Review of attachment 271694 [details] [review]: Looks good, but the commit message should be more descriptive. Think of someone that hits the same issue as you did and then try to write a message that would help that person understanding this patch will fix what he see.
Created attachment 279223 [details] [review] Patch to avoid a segmentation fault when src caps are configured Hi Nicolas, Thank you for your comment. I have uploaded the patch changing the commit message. I also have added a short description.

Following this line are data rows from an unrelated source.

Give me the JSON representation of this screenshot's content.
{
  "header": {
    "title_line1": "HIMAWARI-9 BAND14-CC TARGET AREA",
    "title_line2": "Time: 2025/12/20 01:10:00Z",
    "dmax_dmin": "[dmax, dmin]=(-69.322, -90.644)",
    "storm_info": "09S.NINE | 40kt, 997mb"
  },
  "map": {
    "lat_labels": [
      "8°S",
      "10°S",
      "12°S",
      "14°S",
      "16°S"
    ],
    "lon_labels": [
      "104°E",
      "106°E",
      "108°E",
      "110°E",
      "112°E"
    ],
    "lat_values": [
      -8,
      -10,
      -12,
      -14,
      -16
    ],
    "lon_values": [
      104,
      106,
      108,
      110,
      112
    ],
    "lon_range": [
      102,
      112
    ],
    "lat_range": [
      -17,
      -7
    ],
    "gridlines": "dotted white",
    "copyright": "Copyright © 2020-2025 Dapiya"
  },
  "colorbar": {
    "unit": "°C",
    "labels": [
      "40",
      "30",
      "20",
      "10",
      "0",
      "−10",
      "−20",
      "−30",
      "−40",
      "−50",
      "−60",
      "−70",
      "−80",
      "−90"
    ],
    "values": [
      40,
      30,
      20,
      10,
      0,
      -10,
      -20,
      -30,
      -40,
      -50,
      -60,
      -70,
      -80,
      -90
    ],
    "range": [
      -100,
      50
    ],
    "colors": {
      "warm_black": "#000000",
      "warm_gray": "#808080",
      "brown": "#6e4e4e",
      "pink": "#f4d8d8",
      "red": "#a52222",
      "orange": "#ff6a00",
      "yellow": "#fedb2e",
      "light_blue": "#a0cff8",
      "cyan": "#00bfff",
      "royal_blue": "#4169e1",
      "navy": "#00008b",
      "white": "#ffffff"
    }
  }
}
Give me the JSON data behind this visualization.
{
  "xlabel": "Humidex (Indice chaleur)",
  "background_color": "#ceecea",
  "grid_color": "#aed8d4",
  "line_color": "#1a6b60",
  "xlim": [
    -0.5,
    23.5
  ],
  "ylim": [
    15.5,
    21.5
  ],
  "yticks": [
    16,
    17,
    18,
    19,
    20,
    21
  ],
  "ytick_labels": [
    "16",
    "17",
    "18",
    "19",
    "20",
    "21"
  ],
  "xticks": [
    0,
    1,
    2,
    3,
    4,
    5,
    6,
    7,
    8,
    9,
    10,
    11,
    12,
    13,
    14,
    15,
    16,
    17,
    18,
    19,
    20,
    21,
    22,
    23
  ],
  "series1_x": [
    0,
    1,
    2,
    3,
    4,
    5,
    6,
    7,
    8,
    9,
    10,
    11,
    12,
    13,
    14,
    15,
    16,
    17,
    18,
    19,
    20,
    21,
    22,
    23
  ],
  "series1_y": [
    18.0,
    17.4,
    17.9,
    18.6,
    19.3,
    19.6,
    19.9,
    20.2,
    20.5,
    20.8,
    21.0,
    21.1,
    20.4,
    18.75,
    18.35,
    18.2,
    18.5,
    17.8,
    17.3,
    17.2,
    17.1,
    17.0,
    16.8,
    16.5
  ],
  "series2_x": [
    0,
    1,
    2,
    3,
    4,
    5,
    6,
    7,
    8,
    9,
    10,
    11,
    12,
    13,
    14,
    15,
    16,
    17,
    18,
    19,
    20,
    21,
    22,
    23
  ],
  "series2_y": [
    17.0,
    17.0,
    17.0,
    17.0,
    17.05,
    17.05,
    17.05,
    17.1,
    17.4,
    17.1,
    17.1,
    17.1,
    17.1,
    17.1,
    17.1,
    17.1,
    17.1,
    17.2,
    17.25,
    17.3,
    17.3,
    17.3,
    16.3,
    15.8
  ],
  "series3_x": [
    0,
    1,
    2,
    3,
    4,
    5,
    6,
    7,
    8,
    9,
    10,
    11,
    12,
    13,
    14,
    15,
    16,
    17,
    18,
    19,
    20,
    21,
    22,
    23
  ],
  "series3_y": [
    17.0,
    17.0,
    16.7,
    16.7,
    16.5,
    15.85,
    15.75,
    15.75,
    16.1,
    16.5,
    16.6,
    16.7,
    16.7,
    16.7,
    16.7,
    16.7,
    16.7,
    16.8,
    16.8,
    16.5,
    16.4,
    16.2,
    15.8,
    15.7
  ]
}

Comment on attachment 279223 [details] [review] Patch to avoid a segmentation fault when src caps are configured commit 4ed74d3ab0ffd474d40728922f6277a1d90f69ad Author: David Fernandez <d.fernandezlop@gmail.com> Date: Thu Mar 13 10:35:30 2014 +0100 videomixer2: Solve segmentation fault when src caps are configured Change function pointers to NULL while holding the lock to avoid race conditions https://bugzilla.gnome.org/show_bug.cgi?id=701110
Thanks for the patch! Does this fix all the problems in this bug already?
I think so. I'm using the videomixer2 in a dynamic pipeline and it is more robust using this patch and this one http://lists.freedesktop.org/archives/gstreamer-commits/2014-March/077911.html
@David Fernandez: You should give a try to the new GstAggregator based videomixer called "compositor" in -plugins-bad. It fixes quite a few limitation of GstCollectPads and is going to replace videomixer in the mid term.
@Thibault Saunier: Thank you Thibault. I have taken a look and it seems work fine. The action to add or remove pads is faster than in the videomixer.